Le régulateur de la concurrence britannique ayant déjà ouvert une enquête sur le dossier, c'est désormais au tour de la Commission européenne de se pencher sur le rapprochement géant entre Warner Bros Discovery et Paramount Skydance. L'opération, valorisée à environ 110 milliards de dollars, est soumise au nouveau régime européen de contrôle des subventions étrangères.
Bruxelles entend examiner en détail la provenance et les conditions des quelque 24 milliards de dollars de financements en provenance du Moyen-Orient qui contribuent au financement de l'acquisition. Ce mécanisme, entré en vigueur récemment, permet à l'Union européenne d'analyser les soutiens financiers accordés par des pays tiers à des entreprises souhaitant réaliser des opérations de croissance externe sur le sol européen, afin de vérifier qu'ils ne faussent pas la concurrence.
Des financements sous surveillance
Si la transaction venait à être autorisée, elle créerait un nouveau géant des médias et du divertissement, capable de rivaliser avec les leaders du secteur comme Netflix ou Disney. La somme de 24 milliards de dollars en provenance du Moyen-Orient représente une part significative du montage financier global, ce qui justifie l'attention particulière des autorités européennes.

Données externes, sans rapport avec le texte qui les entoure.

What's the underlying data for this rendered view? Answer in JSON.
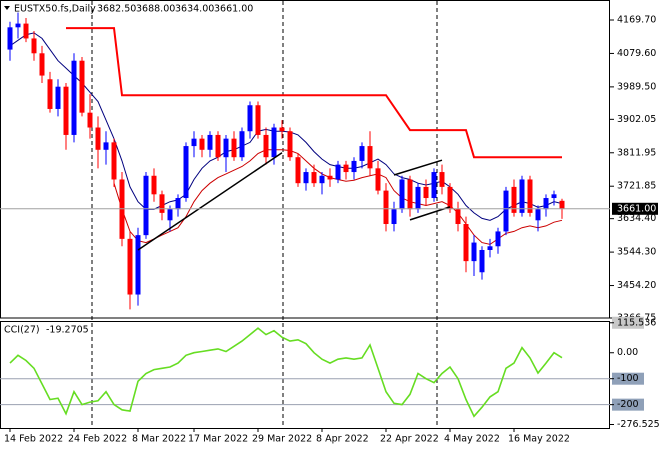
{
  "chart_data": [
    {
      "type": "candlestick",
      "title": "EUSTX50.fs,Daily",
      "ohlc_labels": [
        "3682.50",
        "3688.00",
        "3634.00",
        "3661.00"
      ],
      "open": [
        4090,
        4150,
        4160,
        4120,
        4080,
        4010,
        3930,
        3990,
        3860,
        4060,
        3920,
        3880,
        3820,
        3840,
        3740,
        3580,
        3430,
        3590,
        3750,
        3700,
        3630,
        3660,
        3690,
        3830,
        3850,
        3820,
        3860,
        3800,
        3850,
        3800,
        3870,
        3940,
        3860,
        3800,
        3880,
        3870,
        3800,
        3730,
        3760,
        3730,
        3750,
        3740,
        3780,
        3760,
        3790,
        3830,
        3770,
        3710,
        3620,
        3660,
        3740,
        3660,
        3720,
        3690,
        3760,
        3720,
        3660,
        3620,
        3520,
        3490,
        3550,
        3560,
        3600,
        3720,
        3650,
        3740,
        3630,
        3660,
        3690,
        3682.5
      ],
      "high": [
        4165,
        4190,
        4175,
        4140,
        4100,
        4030,
        4010,
        4000,
        4080,
        4070,
        3970,
        3910,
        3870,
        3850,
        3760,
        3600,
        3610,
        3760,
        3770,
        3710,
        3670,
        3700,
        3840,
        3870,
        3860,
        3870,
        3870,
        3860,
        3870,
        3880,
        3950,
        3950,
        3880,
        3890,
        3900,
        3880,
        3810,
        3770,
        3780,
        3760,
        3770,
        3790,
        3790,
        3800,
        3840,
        3870,
        3790,
        3730,
        3680,
        3750,
        3750,
        3730,
        3740,
        3770,
        3780,
        3730,
        3680,
        3640,
        3590,
        3560,
        3580,
        3610,
        3720,
        3740,
        3750,
        3750,
        3670,
        3700,
        3710,
        3688
      ],
      "low": [
        4060,
        4120,
        4110,
        4060,
        4000,
        3920,
        3910,
        3820,
        3840,
        3910,
        3850,
        3770,
        3780,
        3720,
        3560,
        3390,
        3400,
        3580,
        3680,
        3630,
        3600,
        3640,
        3680,
        3800,
        3800,
        3800,
        3790,
        3760,
        3790,
        3790,
        3850,
        3850,
        3780,
        3780,
        3850,
        3790,
        3720,
        3710,
        3720,
        3700,
        3720,
        3730,
        3740,
        3740,
        3770,
        3750,
        3700,
        3600,
        3600,
        3650,
        3640,
        3650,
        3670,
        3680,
        3700,
        3650,
        3600,
        3490,
        3480,
        3470,
        3530,
        3540,
        3590,
        3640,
        3640,
        3640,
        3600,
        3640,
        3670,
        3634
      ],
      "close": [
        4150,
        4160,
        4120,
        4080,
        4020,
        3930,
        3990,
        3860,
        4060,
        3920,
        3880,
        3820,
        3840,
        3740,
        3580,
        3430,
        3590,
        3750,
        3700,
        3650,
        3660,
        3690,
        3830,
        3850,
        3820,
        3860,
        3800,
        3850,
        3800,
        3870,
        3940,
        3860,
        3800,
        3880,
        3870,
        3800,
        3730,
        3760,
        3730,
        3750,
        3740,
        3780,
        3760,
        3790,
        3830,
        3770,
        3710,
        3620,
        3660,
        3740,
        3660,
        3720,
        3690,
        3760,
        3720,
        3660,
        3620,
        3520,
        3570,
        3550,
        3560,
        3600,
        3710,
        3650,
        3740,
        3650,
        3660,
        3690,
        3700,
        3661
      ],
      "colors": {
        "up": "#0000ff",
        "down": "#ff0000"
      },
      "xlim": [
        -1.25,
        75
      ],
      "xticks": [
        {
          "value": 0,
          "label": "14 Feb 2022"
        },
        {
          "value": 8,
          "label": "24 Feb 2022"
        },
        {
          "value": 16,
          "label": "8 Mar 2022"
        },
        {
          "value": 23,
          "label": "17 Mar 2022"
        },
        {
          "value": 31,
          "label": "29 Mar 2022"
        },
        {
          "value": 39,
          "label": "8 Apr 2022"
        },
        {
          "value": 47,
          "label": "22 Apr 2022"
        },
        {
          "value": 55,
          "label": "4 May 2022"
        },
        {
          "value": 63,
          "label": "16 May 2022"
        }
      ],
      "ylim": [
        3366.75,
        4218.2
      ],
      "yticks": [
        {
          "value": 4169.7,
          "label": "4169.70"
        },
        {
          "value": 4079.6,
          "label": "4079.60"
        },
        {
          "value": 3989.5,
          "label": "3989.50"
        },
        {
          "value": 3902.05,
          "label": "3902.05"
        },
        {
          "value": 3811.95,
          "label": "3811.95"
        },
        {
          "value": 3721.85,
          "label": "3721.85"
        },
        {
          "value": 3634.4,
          "label": "3634.40"
        },
        {
          "value": 3544.3,
          "label": "3544.30"
        },
        {
          "value": 3454.2,
          "label": "3454.20"
        },
        {
          "value": 3366.75,
          "label": "3366.75"
        }
      ],
      "last_price_label": "3661.00",
      "overlays": [
        {
          "color": "#00007f",
          "values": [
            4100,
            4115,
            4130,
            4135,
            4120,
            4090,
            4060,
            4040,
            4020,
            4000,
            3975,
            3950,
            3900,
            3850,
            3790,
            3720,
            3680,
            3660,
            3660,
            3670,
            3680,
            3685,
            3700,
            3740,
            3770,
            3790,
            3800,
            3815,
            3820,
            3830,
            3840,
            3870,
            3875,
            3870,
            3870,
            3868,
            3860,
            3840,
            3815,
            3795,
            3780,
            3775,
            3770,
            3770,
            3775,
            3785,
            3795,
            3780,
            3755,
            3745,
            3740,
            3730,
            3725,
            3730,
            3735,
            3720,
            3700,
            3670,
            3650,
            3635,
            3630,
            3640,
            3660,
            3670,
            3680,
            3675,
            3665,
            3670,
            3680,
            3675
          ]
        },
        {
          "color": "#cc0000",
          "values": [
            null,
            null,
            null,
            null,
            null,
            null,
            null,
            null,
            null,
            null,
            null,
            null,
            null,
            3730,
            3660,
            3600,
            3575,
            3570,
            3580,
            3590,
            3600,
            3610,
            3640,
            3680,
            3710,
            3730,
            3745,
            3755,
            3765,
            3775,
            3790,
            3810,
            3820,
            3820,
            3820,
            3818,
            3810,
            3790,
            3770,
            3755,
            3745,
            3740,
            3735,
            3738,
            3745,
            3750,
            3755,
            3745,
            3710,
            3690,
            3680,
            3675,
            3670,
            3675,
            3680,
            3670,
            3650,
            3620,
            3590,
            3570,
            3565,
            3580,
            3595,
            3600,
            3610,
            3615,
            3610,
            3615,
            3625,
            3630
          ]
        }
      ],
      "step_line": {
        "color": "#ff0000",
        "x": [
          7,
          13,
          14,
          47,
          50,
          57,
          58,
          69
        ],
        "values": [
          4148,
          4148,
          3967,
          3967,
          3873,
          3873,
          3800,
          3800
        ]
      },
      "trendlines": [
        {
          "x": [
            16,
            34
          ],
          "values": [
            3550,
            3812
          ]
        },
        {
          "x": [
            48,
            54
          ],
          "values": [
            3752,
            3792
          ]
        },
        {
          "x": [
            50,
            55
          ],
          "values": [
            3631,
            3666
          ]
        }
      ]
    },
    {
      "type": "line",
      "title": "CCI(27)",
      "color": "#66dd22",
      "values": [
        -40,
        -10,
        -30,
        -60,
        -120,
        -180,
        -175,
        -235,
        -150,
        -200,
        -190,
        -185,
        -150,
        -200,
        -220,
        -225,
        -110,
        -80,
        -65,
        -60,
        -55,
        -40,
        -10,
        0,
        5,
        10,
        15,
        5,
        25,
        45,
        70,
        95,
        70,
        85,
        60,
        45,
        50,
        35,
        0,
        -25,
        -40,
        -25,
        -20,
        -25,
        -20,
        30,
        -60,
        -150,
        -195,
        -200,
        -160,
        -80,
        -100,
        -115,
        -80,
        -55,
        -100,
        -180,
        -245,
        -210,
        -170,
        -150,
        -60,
        -40,
        20,
        -20,
        -78,
        -40,
        0,
        -19.2705
      ],
      "ylim": [
        -290,
        118.5
      ],
      "yticks": [
        115.536,
        {
          "value": 0,
          "label": "0.00"
        },
        -100,
        -200,
        -276.5253
      ],
      "levels": [
        -100,
        -200
      ]
    }
  ]
}
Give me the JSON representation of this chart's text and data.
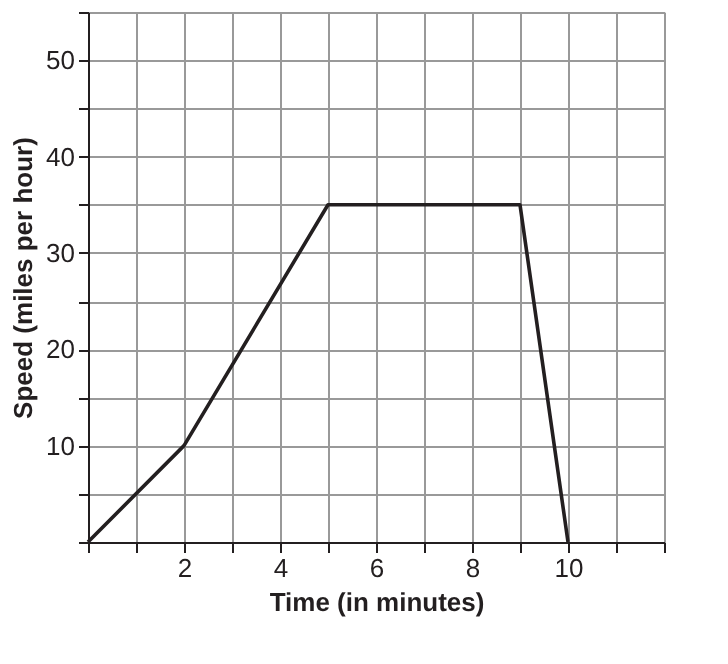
{
  "chart_data": {
    "type": "line",
    "xlabel": "Time (in minutes)",
    "ylabel": "Speed (miles per hour)",
    "x": [
      0,
      2,
      5,
      9,
      10
    ],
    "series": [
      {
        "color": "#231f20",
        "values": [
          0,
          10,
          35,
          35,
          0
        ]
      }
    ],
    "xlim": [
      0,
      12
    ],
    "ylim": [
      0,
      55
    ],
    "xticks": [
      {
        "value": 0,
        "label": null
      },
      {
        "value": 1,
        "label": null
      },
      2,
      {
        "value": 3,
        "label": null
      },
      4,
      {
        "value": 5,
        "label": null
      },
      6,
      {
        "value": 7,
        "label": null
      },
      8,
      {
        "value": 9,
        "label": null
      },
      10,
      {
        "value": 11,
        "label": null
      },
      {
        "value": 12,
        "label": null
      }
    ],
    "yticks": [
      {
        "value": 0,
        "label": null
      },
      {
        "value": 5,
        "label": null
      },
      10,
      {
        "value": 15,
        "label": null
      },
      20,
      {
        "value": 25,
        "label": null
      },
      30,
      {
        "value": 35,
        "label": null
      },
      40,
      {
        "value": 45,
        "label": null
      },
      50,
      {
        "value": 55,
        "label": null
      }
    ],
    "grid": true,
    "marker": "none",
    "line_style": "solid"
  }
}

La Commission dispose de pouvoirs étendus pour exiger des informations complémentaires, voire pour conditionner son approbation à des engagements de la part des parties prenantes.
Un contexte de consolidation accélérée
Cette opération s'inscrit dans un mouvement plus large de concentration dans l'industrie des médias, où les acteurs cherchent à atteindre une masse critique pour faire face à la concurrence des plateformes de streaming et à la baisse des revenus publicitaires traditionnels. Warner Bros Discovery, né de la fusion de WarnerMedia et Discovery, et Paramount Skydance, issue du rapprochement entre Paramount Global et Skydance Media, espèrent mutualiser leurs contenus et leurs infrastructures.
Les autorités britanniques déjà mobilisées
De l'autre côté de la Manche, la Competition and Markets Authority (CMA) britannique a déjà annoncé l'ouverture d'une phase d'examen du projet de fusion. Les régulateurs des deux côtés de l'Atlantique s'intéressent aux conséquences potentielles sur les prix pour les consommateurs, la diversité des contenus et l'accès aux marchés publicitaires. Les entreprises concernées devront fournir des garanties pour éviter que la concentration n'entrave la concurrence.
Calendrier et issues possibles
Le processus d'examen par l'Union européenne pourrait s'étendre sur plusieurs mois. À l'issue de l'enquête approfondie, Bruxelles peut autoriser la fusion sans conditions, l'autoriser sous réserve d'engagements (cession de certaines activités, accès à des contenus pour des concurrents, etc.) ou, plus rarement, l'interdire purement et simplement. Les prochaines semaines seront cruciales pour déterminer si le rapprochement pourra aboutir dans les délais espérés par les directions des deux groupes.